I have seen Jose Antonio Vargas on weekend cable news shows, and no, I did not realize that he was Filipino. In fact, I didn’t give any thought to what his ethnic background might be because I was so focused on the conversation about immigration that it was the last thing on my mind. In any case, Vargas noted that he is an educated man—a Pulitzer Prize winner—that pays U.S. taxes, and I think that this brings up an important point; that a lot of undocumented workers contribute to the U.S. economy through taxes. But I think that he separates himself by class, which can be problematic. I think he mentions that he could be considered a “model minority,” which is definitely the case—he is the exception, and not the rule. Also, he is in a high-visibility position as a journalist. As a result, I am not sure if ICE would really pursue him as they would someone with a lower profile. I could be wrong, but I think it would bring a lot of unwanted press to an issue that politicians want to ignore.
I am not sure what the cultural touchstones, or signs are for Filipino culture, but he mentions that he is “adobo- cooking, TFC-watching, Sharon Cuneta-Vilma Santos listening (Filipino). I’m as Filipino as they come. I speak Tagalog fluently. I understand Sambal, which is the dialect of Zambales where my grandparents come from. So if you think I’m not Filipino that’s your problem. That’s not my problem” (The Filam “Jose Antonio Vargas: ‘If you think I’m not Filipino that’s your problem, that’s not my problem’”). Vargas uses these signs, and his mention of being fluent in specific languages, to connect with people from his culture. This brings to mind the Stuart Hall reading on representation. Specifically, that Vargas uses these symbols to connect to a certain group that would recognize these artifacts of Filipino culture. In other words, the things that he mentions represent something to the people that understand the message–what Hall calls a “conceptual map”(18).
I have visited, and read article on the Racialicious site before, and it appears to be a site that promotes current feminist discourse. I don’t have a problem with the site, or with the open letter to Tyler Perry. I have not seen his movie “Temptation,” but I was really tempted to see it. I am so glad that I didn’t because I didn’t know what the themes were until I read the letter—the advertising for the movie is kind of vague, or it just leaves the Christianity and vengeful HIV out . I absolutely agree with the person who wrote this letter. If in fact all of those things are going on in the movie, I am disappointed. I thought that he was eventually going to use all of that Madea money to create something valuable. But what can one expect from a person that pimps and parodies the image of Black women.
It was completely irresponsible of Perry to use AIDS/HIV in the way that he did. Black women have the highest rates of HIV, and he should be focused on that—the reality of it, and not the morality. What’s more appalling is his connection of fidelity in marriage to HIV, which is very heteronormative. It sounds as if the movie is problematic in race and gender categories as well, but I won’t be sure until I see it (on video to study as a text). Lastly, it seems as if Tyler Perry communicates atavistic messages to his target audience—Black people—that sorely need a new message!

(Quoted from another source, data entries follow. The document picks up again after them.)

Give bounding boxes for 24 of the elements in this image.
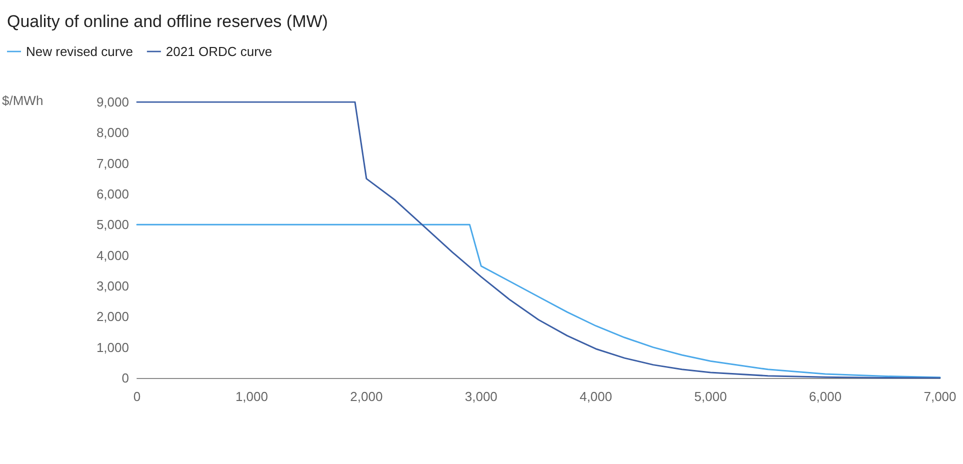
x-tick-label: 2,000 bbox=[350, 389, 383, 404]
x-tick-label: 3,000 bbox=[464, 389, 498, 404]
x-tick-label: 0 bbox=[133, 389, 141, 404]
line-series bbox=[136, 101, 941, 379]
y-tick-label: 8,000 bbox=[96, 125, 129, 140]
line-series bbox=[136, 224, 941, 378]
legend-label: New revised curve bbox=[26, 44, 133, 59]
x-tick-label: 6,000 bbox=[809, 389, 842, 404]
y-tick-label: 3,000 bbox=[96, 278, 129, 294]
y-tick-label: 2,000 bbox=[96, 309, 129, 324]
chart-title: Quality of online and offline reserves (MW) bbox=[7, 12, 328, 31]
y-tick-label: 1,000 bbox=[96, 340, 129, 355]
y-tick-label: 5,000 bbox=[96, 217, 129, 232]
x-tick-label: 5,000 bbox=[694, 389, 727, 404]
y-tick-label: 6,000 bbox=[96, 186, 129, 202]
legend-label: 2021 ORDC curve bbox=[166, 44, 272, 59]
y-axis-title: $/MWh bbox=[2, 93, 44, 108]
y-tick-label: 9,000 bbox=[96, 94, 129, 110]
y-tick-label: 7,000 bbox=[96, 156, 129, 171]
x-tick-label: 1,000 bbox=[235, 389, 268, 404]
y-tick-label: 0 bbox=[122, 370, 129, 386]
y-tick-label: 4,000 bbox=[96, 248, 129, 263]
x-tick-label: 4,000 bbox=[580, 389, 612, 404]
x-tick-label: 7,000 bbox=[924, 389, 956, 404]
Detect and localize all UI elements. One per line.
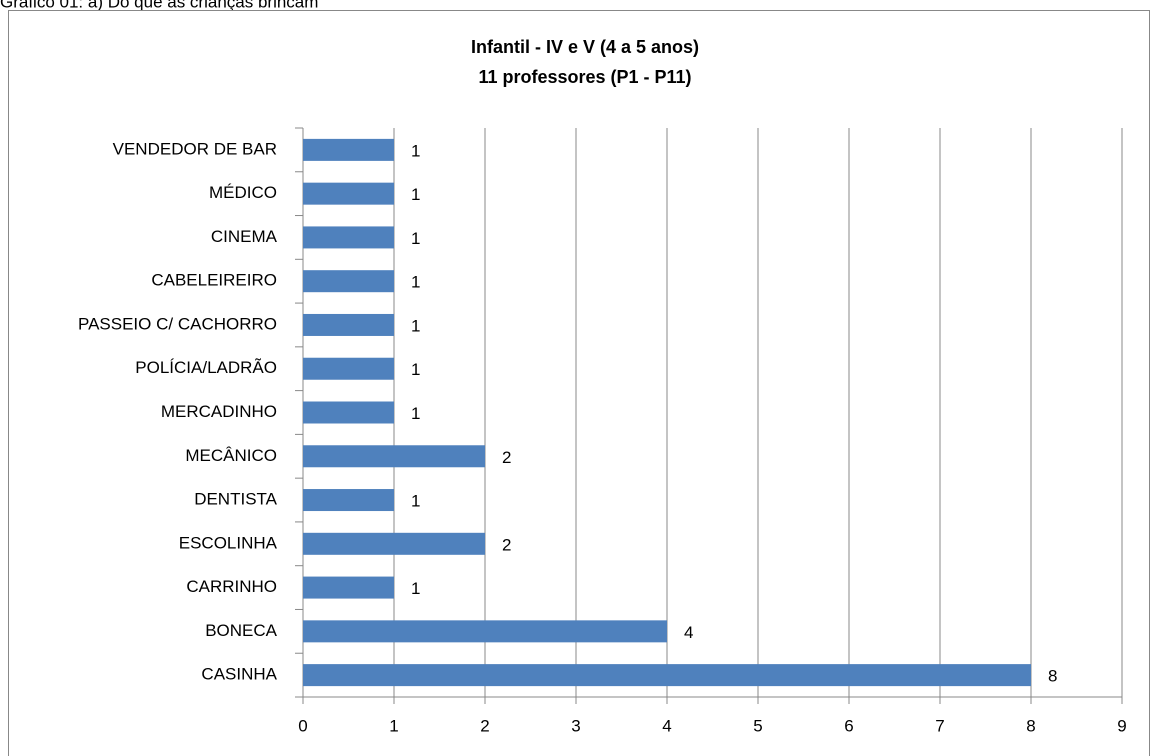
x-tick-label: 7 bbox=[935, 716, 944, 735]
bar bbox=[303, 270, 394, 293]
x-tick-label: 6 bbox=[844, 716, 853, 735]
data-label: 1 bbox=[411, 141, 420, 160]
bar bbox=[303, 313, 394, 336]
y-tick-label: PASSEIO C/ CACHORRO bbox=[78, 314, 277, 333]
x-tick-label: 1 bbox=[389, 716, 398, 735]
data-label: 1 bbox=[411, 185, 420, 204]
y-tick-label: MÉDICO bbox=[209, 183, 277, 202]
data-label: 1 bbox=[411, 316, 420, 335]
bar bbox=[303, 357, 394, 380]
y-tick-label: CABELEIREIRO bbox=[151, 271, 277, 290]
data-label: 8 bbox=[1048, 667, 1057, 686]
x-tick-label: 0 bbox=[298, 716, 307, 735]
bar bbox=[303, 226, 394, 249]
chart-frame bbox=[8, 10, 1150, 756]
y-tick-label: MECÂNICO bbox=[185, 446, 277, 465]
y-tick-label: CARRINHO bbox=[186, 577, 277, 596]
bar bbox=[303, 445, 485, 468]
data-label: 1 bbox=[411, 360, 420, 379]
bar bbox=[303, 138, 394, 161]
bar bbox=[303, 576, 394, 599]
bar bbox=[303, 532, 485, 555]
caption: Gráfico 01: a) Do que as crianças brinca… bbox=[0, 0, 318, 11]
bar bbox=[303, 489, 394, 512]
bar bbox=[303, 620, 667, 643]
x-tick-label: 9 bbox=[1117, 716, 1126, 735]
chart-title: Infantil - IV e V (4 a 5 anos) bbox=[471, 37, 699, 57]
bar bbox=[303, 401, 394, 424]
x-tick-label: 3 bbox=[571, 716, 580, 735]
data-label: 2 bbox=[502, 535, 511, 554]
x-tick-label: 5 bbox=[753, 716, 762, 735]
data-label: 1 bbox=[411, 273, 420, 292]
chart-subtitle: 11 professores (P1 - P11) bbox=[478, 67, 691, 87]
x-tick-label: 2 bbox=[480, 716, 489, 735]
y-tick-label: CINEMA bbox=[211, 227, 278, 246]
y-tick-label: POLÍCIA/LADRÃO bbox=[135, 358, 277, 377]
bar bbox=[303, 664, 1031, 687]
data-label: 1 bbox=[411, 579, 420, 598]
x-tick-label: 8 bbox=[1026, 716, 1035, 735]
data-label: 4 bbox=[684, 623, 693, 642]
data-label: 1 bbox=[411, 229, 420, 248]
data-label: 1 bbox=[411, 492, 420, 511]
x-tick-label: 4 bbox=[662, 716, 671, 735]
data-label: 1 bbox=[411, 404, 420, 423]
y-tick-label: ESCOLINHA bbox=[179, 533, 278, 552]
y-tick-label: BONECA bbox=[205, 621, 277, 640]
y-tick-label: CASINHA bbox=[201, 665, 277, 684]
y-tick-label: VENDEDOR DE BAR bbox=[113, 139, 277, 158]
data-label: 2 bbox=[502, 448, 511, 467]
y-tick-label: MERCADINHO bbox=[161, 402, 277, 421]
y-tick-label: DENTISTA bbox=[194, 490, 277, 509]
bar bbox=[303, 182, 394, 205]
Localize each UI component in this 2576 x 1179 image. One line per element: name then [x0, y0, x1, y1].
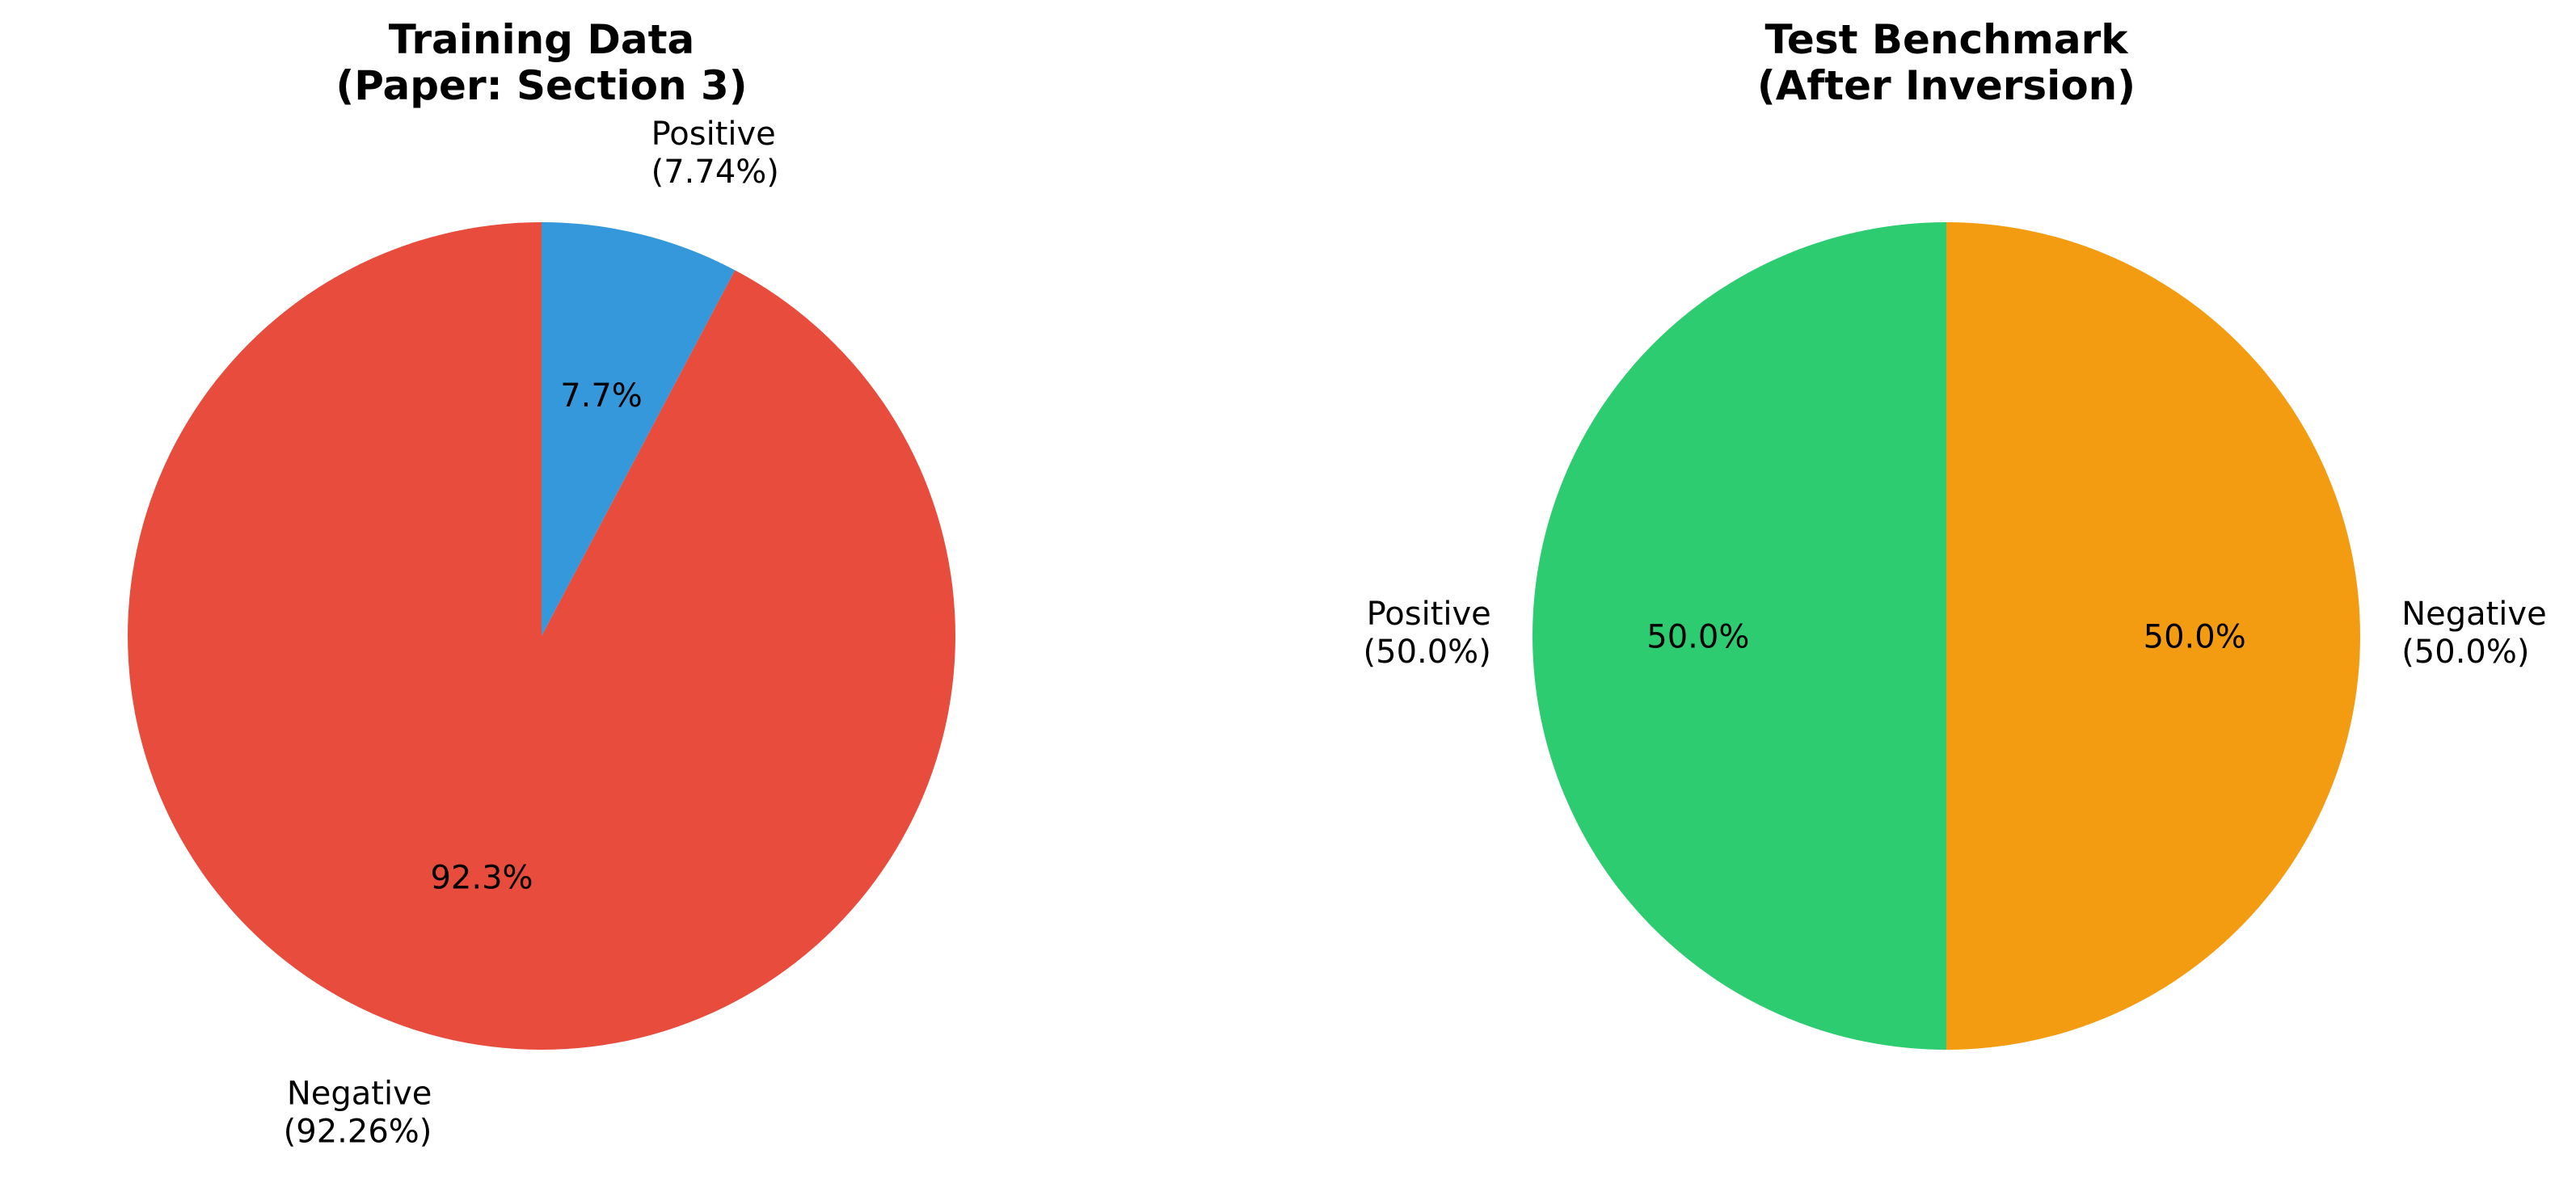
slice-label-positive-line-2: (50.0%) [1364, 634, 1491, 671]
pie-slice-negative [128, 222, 956, 1050]
slice-label-negative-line-1: Negative [287, 1075, 432, 1112]
slice-label-negative-line-1: Negative [2401, 596, 2547, 633]
slice-label-negative-line-2: (50.0%) [2401, 634, 2529, 671]
slice-label-positive-line-1: Positive [651, 116, 776, 153]
slice-percent-label-positive: 7.7% [560, 377, 643, 415]
slice-label-positive-line-2: (7.74%) [651, 154, 779, 191]
training-data-pie-chart: Training Data (Paper: Section 3) Positiv… [128, 16, 956, 1150]
chart-title-line-1: Test Benchmark [1764, 16, 2129, 63]
slice-percent-label-negative: 92.3% [430, 860, 533, 897]
pie-slices [128, 222, 956, 1050]
slice-label-positive-line-1: Positive [1367, 596, 1491, 633]
chart-title-line-2: (Paper: Section 3) [335, 62, 747, 109]
test-benchmark-pie-chart: Test Benchmark (After Inversion) Positiv… [1364, 16, 2547, 1050]
pie-slice-positive [542, 222, 736, 636]
slice-percent-label-positive: 50.0% [1646, 618, 1749, 655]
chart-title-line-2: (After Inversion) [1757, 62, 2135, 109]
pie-slice-negative [1946, 222, 2360, 1050]
pie-slice-positive [1533, 222, 1946, 1050]
slice-label-negative-line-2: (92.26%) [284, 1113, 432, 1150]
pie-slices [1533, 222, 2360, 1050]
pie-labels: Positive(50.0%) 50.0%Negative(50.0%)50.0% [1364, 596, 2547, 671]
slice-percent-label-negative: 50.0% [2144, 618, 2246, 655]
pie-labels: Positive(7.74%) 7.7% Negative(92.26%) 92.3% [284, 116, 779, 1150]
chart-title-line-1: Training Data [389, 16, 695, 63]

The bell hooks chapter, “Eating the Other: Desire and Resistance,” brought up a lot of points that are relevant today. We don’t need to look far in popular culture to see examples of the Other changing the lives of white people. Hooks overhears a conversation between a group of white jocks and concludes that “To these young males and their buddies fucking was a way to confront the Other, as well as a way to make themselves over, to leave behind white “innocence,” and enter the world of “experience” (Hooks 368). There are plenty of examples of this scene in popular culture. I offer video clips from Napoleon Dynamite and Road Trip as examples:
There is a huge online community and conversation dedicated to the ABC television show, Scandal. There are some problematic things in the show, but for the most part it shows the complexities that exist in the life of an African American professional woman (can you tell that I love this show?!). This show is doing some fresh things with race, gender, interracial love, homosexual love—it’s just really good. My point in mentioning Scandal is that the show has an African American female lead that is a different enough representation of an African American women that the show has become very popular.
6 artifacts contained in this post; 2 links in Scandal section, two videos, and two images.
- Hall, S. (2003). The Work of Representation, In Representation: Cultural Representations and Signifying Practices, edited by Stuart Hall, London: Sage Publications.
- Dyer, R.. Stereotyping,” In Media and Cultural Studies: Keyworks, Ed. by Meenakshi Gigi Durnham and Douglas Kellner. Malden: Blackwell Publishing.
- hooks, b. (1993) `Eating the Other: Desire and Resistance’, in b. hooks Black Looks: Race and Representation. Boston, MA: South End Press.
- Smith-Shomade, B.. (2007). Target Market Black: BET and the Branding of African America, In Cable Visions: Television Beyond Broadcasting, Eds. Cynthia Chris, Anthony Freitas, and Sarah Banet-Weiser. New York: New York University Press.